The Seven Pillars Acting Technique
by Sonya Cooke
“Acting is Living Truthfully Under Imaginary Circumstances” --- Sanford Meisner
This is all the actor ever has to do. As long as he is living in the circumstances of the character, acting is easeful and effortless. This is our ideal: to train actors to live and breathe within his own body, mind, and spirit but IN the circumstances of his character.
The Seven Pillars are a concise yet flexible formula of acting technique aimed at helping actors to transform into character by living truthfully under imaginary circumstances. They strive to convey a path for the artist, but they do so with the utmost reverence for the pure spark of natural inspiration that occurs in every human being. The Seven Pillars do not replace that spark but coax it into a flame and, from there, into a hearth where the artist can call home. Through the study of acting craft, we are harnessing and rearing that creative spark that ignites in childhood and in early adulthood.
Transformation, in acting terms, is the unification of the actor with the character, a process which requires rigorous emotional and imaginative work. The result of which is tremendous ease and presence in the actor. The Seven Pillars of Acting Technique aims to achieve this precious, alchemical state and physical ease by guiding the actor through seven essential steps: Contact, Circumstance, Meaning, Emotional Life, Objective, Action, and Plastiques. Although the Pillars are ultimately interchangeable, they are taught sequentially to organize and structure an actor's path to character.
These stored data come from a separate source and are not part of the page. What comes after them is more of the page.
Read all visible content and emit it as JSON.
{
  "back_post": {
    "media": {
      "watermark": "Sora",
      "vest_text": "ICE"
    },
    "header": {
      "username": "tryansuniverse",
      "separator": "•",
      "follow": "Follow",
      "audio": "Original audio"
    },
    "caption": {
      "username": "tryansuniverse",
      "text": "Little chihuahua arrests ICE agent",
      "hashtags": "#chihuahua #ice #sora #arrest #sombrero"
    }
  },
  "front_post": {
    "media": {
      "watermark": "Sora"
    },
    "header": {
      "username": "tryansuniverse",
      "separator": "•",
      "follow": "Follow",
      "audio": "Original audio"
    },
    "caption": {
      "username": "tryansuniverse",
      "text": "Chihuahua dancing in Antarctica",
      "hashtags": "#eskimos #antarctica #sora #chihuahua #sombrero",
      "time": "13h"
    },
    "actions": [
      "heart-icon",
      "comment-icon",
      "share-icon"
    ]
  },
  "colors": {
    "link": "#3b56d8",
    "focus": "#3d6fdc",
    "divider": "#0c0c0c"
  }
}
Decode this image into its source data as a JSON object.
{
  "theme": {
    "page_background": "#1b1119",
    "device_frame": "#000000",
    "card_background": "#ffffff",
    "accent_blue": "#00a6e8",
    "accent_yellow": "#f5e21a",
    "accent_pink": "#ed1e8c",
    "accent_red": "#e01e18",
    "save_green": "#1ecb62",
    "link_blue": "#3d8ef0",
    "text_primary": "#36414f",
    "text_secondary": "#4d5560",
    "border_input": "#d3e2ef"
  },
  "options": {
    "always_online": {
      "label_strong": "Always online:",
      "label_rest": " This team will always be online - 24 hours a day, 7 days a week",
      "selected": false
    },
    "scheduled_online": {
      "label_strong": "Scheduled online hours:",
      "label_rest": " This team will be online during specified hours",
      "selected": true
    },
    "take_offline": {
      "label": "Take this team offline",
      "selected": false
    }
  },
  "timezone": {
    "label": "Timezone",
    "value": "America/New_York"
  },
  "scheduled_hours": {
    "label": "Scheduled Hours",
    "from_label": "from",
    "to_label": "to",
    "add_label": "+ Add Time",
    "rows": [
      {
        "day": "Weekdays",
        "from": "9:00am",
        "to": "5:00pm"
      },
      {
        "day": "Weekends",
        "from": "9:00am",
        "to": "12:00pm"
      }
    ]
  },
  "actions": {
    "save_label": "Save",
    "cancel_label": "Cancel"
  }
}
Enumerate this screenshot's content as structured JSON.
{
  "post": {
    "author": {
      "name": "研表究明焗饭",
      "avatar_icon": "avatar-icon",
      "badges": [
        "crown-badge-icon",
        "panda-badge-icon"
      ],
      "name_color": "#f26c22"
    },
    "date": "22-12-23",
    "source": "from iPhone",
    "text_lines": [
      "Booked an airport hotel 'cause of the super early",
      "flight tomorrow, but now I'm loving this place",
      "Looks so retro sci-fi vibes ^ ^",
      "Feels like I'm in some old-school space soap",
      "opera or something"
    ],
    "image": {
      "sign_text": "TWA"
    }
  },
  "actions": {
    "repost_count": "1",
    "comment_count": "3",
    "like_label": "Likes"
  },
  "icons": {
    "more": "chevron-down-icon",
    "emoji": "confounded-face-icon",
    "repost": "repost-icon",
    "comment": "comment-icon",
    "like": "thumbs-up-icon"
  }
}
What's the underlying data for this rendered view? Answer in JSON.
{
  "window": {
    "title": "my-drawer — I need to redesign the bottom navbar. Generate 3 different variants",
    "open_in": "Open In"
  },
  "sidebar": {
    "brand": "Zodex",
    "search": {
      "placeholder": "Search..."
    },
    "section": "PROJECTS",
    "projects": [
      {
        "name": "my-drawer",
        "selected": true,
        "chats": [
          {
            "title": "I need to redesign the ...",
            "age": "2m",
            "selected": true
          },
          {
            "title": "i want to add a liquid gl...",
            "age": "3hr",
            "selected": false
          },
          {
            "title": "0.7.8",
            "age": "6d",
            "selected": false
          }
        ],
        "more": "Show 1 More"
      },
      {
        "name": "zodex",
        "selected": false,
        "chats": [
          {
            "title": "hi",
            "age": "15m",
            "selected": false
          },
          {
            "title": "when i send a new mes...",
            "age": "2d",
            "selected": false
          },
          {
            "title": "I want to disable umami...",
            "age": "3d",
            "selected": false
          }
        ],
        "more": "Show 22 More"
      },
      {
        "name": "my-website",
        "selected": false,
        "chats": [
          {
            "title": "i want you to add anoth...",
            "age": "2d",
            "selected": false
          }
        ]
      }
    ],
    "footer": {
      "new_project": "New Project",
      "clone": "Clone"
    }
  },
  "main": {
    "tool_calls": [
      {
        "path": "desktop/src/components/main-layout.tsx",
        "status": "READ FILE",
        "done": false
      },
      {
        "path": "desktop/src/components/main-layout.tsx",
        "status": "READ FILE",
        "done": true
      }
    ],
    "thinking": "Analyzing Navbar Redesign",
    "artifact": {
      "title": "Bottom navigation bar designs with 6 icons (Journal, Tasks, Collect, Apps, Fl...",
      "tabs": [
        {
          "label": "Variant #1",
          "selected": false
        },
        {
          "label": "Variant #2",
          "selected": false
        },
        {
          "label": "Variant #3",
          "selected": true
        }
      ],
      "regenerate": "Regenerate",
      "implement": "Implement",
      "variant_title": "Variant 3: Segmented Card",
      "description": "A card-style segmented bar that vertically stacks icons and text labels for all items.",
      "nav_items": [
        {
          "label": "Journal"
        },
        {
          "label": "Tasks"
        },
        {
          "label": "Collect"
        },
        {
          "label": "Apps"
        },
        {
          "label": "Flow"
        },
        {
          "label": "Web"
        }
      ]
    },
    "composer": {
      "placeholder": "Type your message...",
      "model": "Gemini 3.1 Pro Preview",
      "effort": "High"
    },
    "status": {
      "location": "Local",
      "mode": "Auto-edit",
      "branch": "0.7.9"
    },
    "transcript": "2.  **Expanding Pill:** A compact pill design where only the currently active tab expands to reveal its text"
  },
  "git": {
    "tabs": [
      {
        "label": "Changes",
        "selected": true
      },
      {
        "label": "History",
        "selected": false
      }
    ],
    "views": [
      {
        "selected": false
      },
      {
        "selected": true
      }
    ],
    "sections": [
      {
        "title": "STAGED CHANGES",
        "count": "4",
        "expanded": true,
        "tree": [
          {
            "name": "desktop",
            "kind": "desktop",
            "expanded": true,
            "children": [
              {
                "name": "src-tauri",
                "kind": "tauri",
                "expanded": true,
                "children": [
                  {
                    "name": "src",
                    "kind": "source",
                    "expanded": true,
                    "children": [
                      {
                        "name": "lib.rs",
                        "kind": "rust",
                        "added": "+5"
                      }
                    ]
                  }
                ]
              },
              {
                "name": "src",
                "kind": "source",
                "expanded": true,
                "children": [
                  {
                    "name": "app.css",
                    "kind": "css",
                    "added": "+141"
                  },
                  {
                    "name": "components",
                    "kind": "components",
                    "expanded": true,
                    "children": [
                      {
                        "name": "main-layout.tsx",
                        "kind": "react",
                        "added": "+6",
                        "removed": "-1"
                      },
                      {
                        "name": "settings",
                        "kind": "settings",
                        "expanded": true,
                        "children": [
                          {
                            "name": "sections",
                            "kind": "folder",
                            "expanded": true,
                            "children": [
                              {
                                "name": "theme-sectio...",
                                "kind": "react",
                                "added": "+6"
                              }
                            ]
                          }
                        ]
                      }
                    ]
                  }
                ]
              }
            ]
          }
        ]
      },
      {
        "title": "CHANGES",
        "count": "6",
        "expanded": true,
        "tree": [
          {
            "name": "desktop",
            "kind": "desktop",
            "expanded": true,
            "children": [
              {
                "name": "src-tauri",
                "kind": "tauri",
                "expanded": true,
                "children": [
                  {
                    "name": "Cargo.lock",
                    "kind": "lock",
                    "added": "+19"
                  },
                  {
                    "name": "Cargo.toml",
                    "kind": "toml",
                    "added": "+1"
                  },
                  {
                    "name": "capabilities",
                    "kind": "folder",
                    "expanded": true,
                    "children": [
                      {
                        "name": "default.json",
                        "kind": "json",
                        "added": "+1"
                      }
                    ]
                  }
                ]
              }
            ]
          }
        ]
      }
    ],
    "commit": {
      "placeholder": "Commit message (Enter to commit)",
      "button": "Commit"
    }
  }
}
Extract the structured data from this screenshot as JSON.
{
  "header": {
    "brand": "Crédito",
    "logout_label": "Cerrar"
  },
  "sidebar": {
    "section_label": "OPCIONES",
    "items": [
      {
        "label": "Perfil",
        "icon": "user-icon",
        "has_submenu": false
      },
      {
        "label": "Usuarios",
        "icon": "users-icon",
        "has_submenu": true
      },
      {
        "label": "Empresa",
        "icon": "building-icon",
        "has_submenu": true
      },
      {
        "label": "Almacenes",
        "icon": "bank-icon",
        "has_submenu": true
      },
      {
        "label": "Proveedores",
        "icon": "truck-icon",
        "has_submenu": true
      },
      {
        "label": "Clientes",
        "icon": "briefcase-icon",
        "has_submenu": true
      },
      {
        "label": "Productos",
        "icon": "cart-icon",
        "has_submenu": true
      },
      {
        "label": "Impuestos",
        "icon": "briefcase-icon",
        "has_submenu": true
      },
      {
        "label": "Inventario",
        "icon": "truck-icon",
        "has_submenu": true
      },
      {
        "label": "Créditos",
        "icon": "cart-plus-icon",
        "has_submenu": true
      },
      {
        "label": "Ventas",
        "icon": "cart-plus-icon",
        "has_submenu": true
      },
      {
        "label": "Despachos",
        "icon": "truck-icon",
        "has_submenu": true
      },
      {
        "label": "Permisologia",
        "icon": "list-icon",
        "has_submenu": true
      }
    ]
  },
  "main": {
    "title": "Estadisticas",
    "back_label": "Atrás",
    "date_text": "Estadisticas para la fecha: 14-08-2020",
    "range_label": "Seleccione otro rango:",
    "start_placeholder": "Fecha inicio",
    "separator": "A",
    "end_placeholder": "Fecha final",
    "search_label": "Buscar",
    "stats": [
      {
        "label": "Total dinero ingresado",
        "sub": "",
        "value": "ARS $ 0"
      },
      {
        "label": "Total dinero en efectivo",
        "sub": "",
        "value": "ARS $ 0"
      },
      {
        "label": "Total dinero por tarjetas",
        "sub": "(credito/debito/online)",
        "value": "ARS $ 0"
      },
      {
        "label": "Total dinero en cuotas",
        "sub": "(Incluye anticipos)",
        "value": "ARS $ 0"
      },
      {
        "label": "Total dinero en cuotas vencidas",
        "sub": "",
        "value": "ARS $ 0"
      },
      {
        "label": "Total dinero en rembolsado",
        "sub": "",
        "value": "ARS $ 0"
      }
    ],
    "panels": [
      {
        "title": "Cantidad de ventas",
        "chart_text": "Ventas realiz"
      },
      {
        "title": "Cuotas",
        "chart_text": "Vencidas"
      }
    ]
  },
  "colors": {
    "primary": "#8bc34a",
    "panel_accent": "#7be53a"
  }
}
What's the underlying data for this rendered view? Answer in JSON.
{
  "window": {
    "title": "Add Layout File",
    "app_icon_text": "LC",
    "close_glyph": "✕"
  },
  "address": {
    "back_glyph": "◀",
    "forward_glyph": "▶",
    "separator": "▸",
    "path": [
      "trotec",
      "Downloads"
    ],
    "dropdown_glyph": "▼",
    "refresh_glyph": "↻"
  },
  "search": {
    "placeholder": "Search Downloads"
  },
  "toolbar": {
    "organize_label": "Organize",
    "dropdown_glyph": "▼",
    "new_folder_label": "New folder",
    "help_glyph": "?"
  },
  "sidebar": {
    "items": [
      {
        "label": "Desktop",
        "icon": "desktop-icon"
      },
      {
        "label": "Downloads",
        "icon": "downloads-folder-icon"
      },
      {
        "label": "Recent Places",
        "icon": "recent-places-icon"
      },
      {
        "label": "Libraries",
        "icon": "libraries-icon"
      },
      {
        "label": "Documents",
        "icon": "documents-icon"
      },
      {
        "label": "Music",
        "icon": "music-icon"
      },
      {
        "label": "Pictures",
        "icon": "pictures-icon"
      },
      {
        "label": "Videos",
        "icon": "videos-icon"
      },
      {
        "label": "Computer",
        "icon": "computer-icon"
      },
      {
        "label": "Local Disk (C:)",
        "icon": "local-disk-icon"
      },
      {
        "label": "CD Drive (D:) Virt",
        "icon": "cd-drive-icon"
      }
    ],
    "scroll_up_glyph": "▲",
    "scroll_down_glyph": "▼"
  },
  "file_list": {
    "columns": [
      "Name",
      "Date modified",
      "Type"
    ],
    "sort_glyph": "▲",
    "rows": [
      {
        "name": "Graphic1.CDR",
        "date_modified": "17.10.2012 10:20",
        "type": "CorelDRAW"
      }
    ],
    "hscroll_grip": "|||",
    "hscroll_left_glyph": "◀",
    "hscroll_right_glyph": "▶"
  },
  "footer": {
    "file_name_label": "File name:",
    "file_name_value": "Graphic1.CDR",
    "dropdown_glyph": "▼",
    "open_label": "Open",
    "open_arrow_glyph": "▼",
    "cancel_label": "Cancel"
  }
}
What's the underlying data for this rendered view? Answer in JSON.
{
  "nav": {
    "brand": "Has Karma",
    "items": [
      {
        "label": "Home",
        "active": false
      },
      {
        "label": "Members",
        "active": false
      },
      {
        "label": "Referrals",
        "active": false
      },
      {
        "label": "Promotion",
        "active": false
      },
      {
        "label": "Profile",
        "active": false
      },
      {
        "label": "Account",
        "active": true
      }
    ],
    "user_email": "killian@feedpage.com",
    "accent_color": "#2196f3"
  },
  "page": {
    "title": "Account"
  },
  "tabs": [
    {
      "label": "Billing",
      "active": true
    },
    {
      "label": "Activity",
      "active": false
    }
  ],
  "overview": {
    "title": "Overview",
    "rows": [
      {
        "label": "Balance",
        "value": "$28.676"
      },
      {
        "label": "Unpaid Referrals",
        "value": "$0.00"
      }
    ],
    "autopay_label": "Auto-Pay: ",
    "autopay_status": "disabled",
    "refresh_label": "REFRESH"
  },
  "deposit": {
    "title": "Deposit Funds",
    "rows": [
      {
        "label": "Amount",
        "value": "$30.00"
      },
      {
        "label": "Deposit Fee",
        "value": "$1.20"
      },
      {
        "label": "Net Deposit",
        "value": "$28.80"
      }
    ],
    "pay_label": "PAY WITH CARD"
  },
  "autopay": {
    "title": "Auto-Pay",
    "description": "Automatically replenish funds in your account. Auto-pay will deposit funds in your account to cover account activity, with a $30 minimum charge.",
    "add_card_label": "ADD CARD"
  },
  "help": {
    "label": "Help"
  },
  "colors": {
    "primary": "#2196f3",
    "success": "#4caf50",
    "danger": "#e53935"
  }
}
Contact pertains to the ever-changing relationship an actor/character has to the other person onstage. It is the foremost pillar, in that all acting is dependent on the other. It is also the actor’s awareness of his own thoughts and feelings. Circumstances are the past, present, and future facts as the character perceives them, which reveal the confines and contours of a character’s point of view. Meaning is the character's emotional response to his circumstances and the point at which the actor clarifies whether he relates or not, and Emotional Life bridges the gap between the character and the actor through imaginative and emotional exploration. Objectives are the needs and wants of the character, and Actions are the tactics the character uses to achieve his objective. The last pillar, Plastiques, loosely based on Grotowski’s exercises of the same name, deals with physical forms, drills and archetypes to help activate the actor’s imagination.
The Pillars are deeply rooted in ideologies and techniques from the great acting teachers and theologians of the past and present. They incorporate lessons from Stanislavsky, Meisner, Declan Donnellan, Grotowski. and my brilliant mentors and instructors: Vicki Hart, Louis Scheeder, Robert Cohen, Jo Spiller, and Richard Brestoff, to name a few; however, these truths have passed through the hands and hearts of numberless teachers, actors and innovators, too many to be named, though every effort will be made to give credit where it is due.
The Pillars' unique innovation is the particular structure of the lessons, as well as the finer details and exercises within them. The Pillars give the actor a dependable set of steps from which to work, which is generally lacking from other techniques. Actors need structure and order. All successful and prodigious art forms are founded on this principle. Of course, a rule is as good as its exception, so, therefore, the Pillars are meant to be learned rigorously and then broken gloriously. Without the structure, the actor has no ground to spring from.
Ultimately, the Pillars engender confidence, ownership, and ease, three crucial elements in a performance. Particularly for the beginning actor, the Pillars carve a clear path that leads to personal and artistic transformation. It is this confidence that empowers the actor to make bolder choices and to plunge greater depths of his humanity to then offer to the character at hand. The easeful actor has tremendous stage presence; he belongs there because he is authentically living within the circumstances. Art imitates life, and life is enriched by art, so there is a wonderful ricochet effect where the actor’s life is bettered by his craft. The Pillars, which emphasize a strong belief in imaginary circumstances, teaches that life’s circumstances aren’t fastened so tightly to the soul within them. Life is to be made and remade, questioned, felt, and let go of at will.